Text-String Functions

Predefined Constant Strings

  • EOL: Equivalent to chr(10) because it’s handy to have a nice name for this.

Conversion Functions

  • chr(a:number) : string: Produce the given numbered unicode code-point as a string.

  • str(a:number) : string: Format a number as a string in the most typical way.

  • val(s:string) : maybe[number];: parse a string into a number - maybe.

Examining Strings

  • len(s:string) : number: Return the size of a string, as defined by the implementation.

  • ord(s:string) : number: Return the numeric value of the first item in the given string.

  • each_chr(s:string) : list[string]: The list of items drawn from a string, as strings.

Note

A string “item” is a unicode code-point in the tree-walker implementation, or a byte in the VM. Eventually the VM should get a bit smarter about text encoding and distinguish code-points from bytes.

The next four items are planned but not yet implemented:

  • ord_at(s:string, offset:number) : number: Return the Unicode code-point at the given offset, or -1 if offset is invalid.

  • byte_at(s:string, offset:number) : number: Return the byte at the given offset, or -1 if offset is out of range.

  • each_ord(s:string) : list[number]: The list of code-points drawn from a string, as numbers.

  • each_byte(s:string) : list[number]: The list of bytes drawn from a string, as numbers.

Searching Strings

By convention, the order of arguments for searching things is always needle, haystack.

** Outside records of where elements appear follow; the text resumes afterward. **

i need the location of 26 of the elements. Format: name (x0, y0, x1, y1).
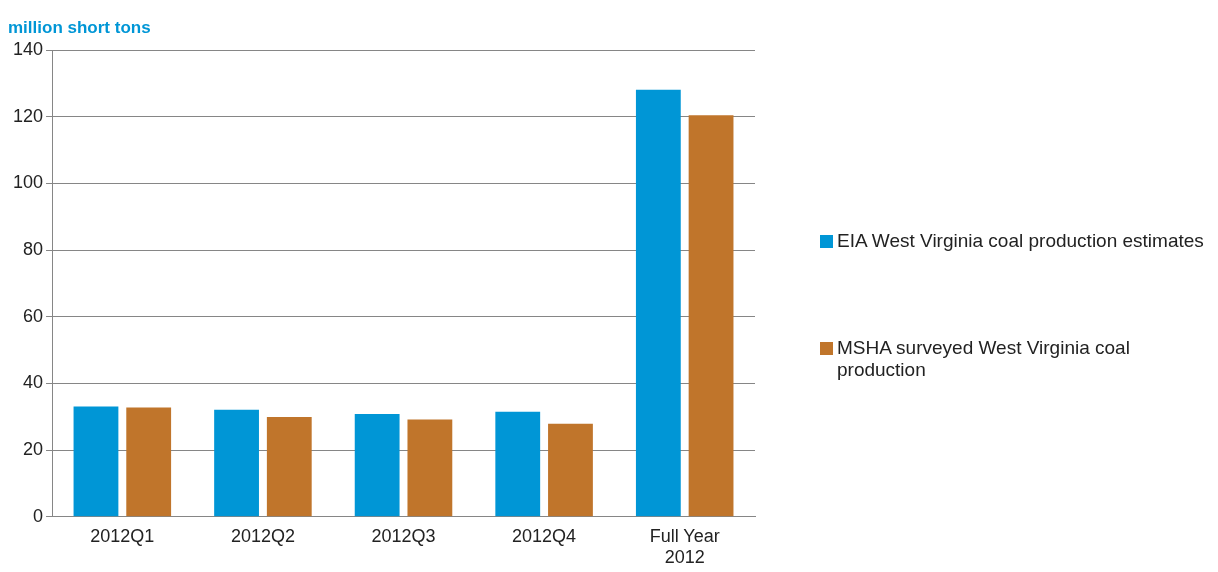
bar (266, 417, 312, 517)
bar (354, 414, 400, 517)
y-axis-title: million short tons (8, 18, 151, 38)
x-tick-label: 2012Q1 (90, 525, 155, 546)
y-tick-label: 80 (23, 239, 44, 260)
x-tick-label: 2012Q3 (371, 525, 436, 546)
x-tick-label: 2012Q4 (512, 525, 577, 546)
x-tick-label: Full Year 2012 (649, 525, 720, 568)
bar (73, 406, 119, 517)
legend-label: MSHA surveyed West Virginia coal production (837, 337, 1131, 381)
y-tick-label: 0 (33, 505, 44, 526)
bar (635, 89, 681, 517)
bar (214, 409, 259, 517)
y-tick-label: 120 (12, 105, 44, 126)
y-tick-label: 40 (23, 372, 44, 393)
y-tick-label: 100 (12, 172, 44, 193)
y-tick-label: 140 (12, 38, 44, 59)
bar (548, 423, 593, 517)
bar (495, 411, 541, 517)
x-tick-label: 2012Q2 (230, 525, 295, 546)
bar (407, 419, 453, 517)
y-tick-label: 60 (23, 305, 44, 326)
legend-label: EIA West Virginia coal production estimates (837, 230, 1204, 252)
y-tick-label: 20 (23, 439, 44, 460)
bar (688, 115, 734, 517)
bar (126, 407, 172, 517)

If there is an offset, it comes first in the argument list. If there is a replacement string, it comes last.

  • find_string(needle, haystack) : maybe[number]: Equivalent to find_string_at(0, needle, haystack)

  • find_string_at(offset, needle, haystack) : maybe[number]: The offset of the first occurrence of the needle, if any.

  • is_match_at(offset, needle, haystack) : flag: tells whether the needle matches the haystack at that position.

  • replace_first(needle, haystack, with) : string: replaces the first instance of needle with with.

  • replace_all(needle, haystack, with) : string: replaces every instance of needle with with.

Composing Strings

  • mid(a:string, offset, length) : string;: Extract a substring.

  • strcat(a:string, b:string) : string;: Concatenate a pair of strings.

  • join(ss : list[string]) : string: Concatenate an entire list of strings. (Runs in linear time.)

  • interleave(x:string, ys:list[string]): Construct the string of ys concatenated but with x between them.

  • trim(a:string) : string;: Return a copy of a without leading or trailing whitespace.

  • ltrim(a:string) : string;: Return a copy of a without leading whitespace.

  • rtrim(a:string) : string;: Return a copy of a without trailing whitespace.

Taking Strings Apart

  • split_lines(a:string) : list[string]: Splits a string into lines by breaking it after line-feed characters. Keeps the line-ending characters as part of the new string.

Implementation Caveat

Strings in Sophie depend slightly on the implementation. In the Python-based tree-walker, a Sophie string is backed by a Python string. In the VM, it’s backed by an array of bytes which is, by convention, normally encoded in UTF-8. The internal string functions in the VM all either assume nothing or assume UTF-8.

See also What even is a “string”? for more details.

The join function has recently been made native so it can run in linear time.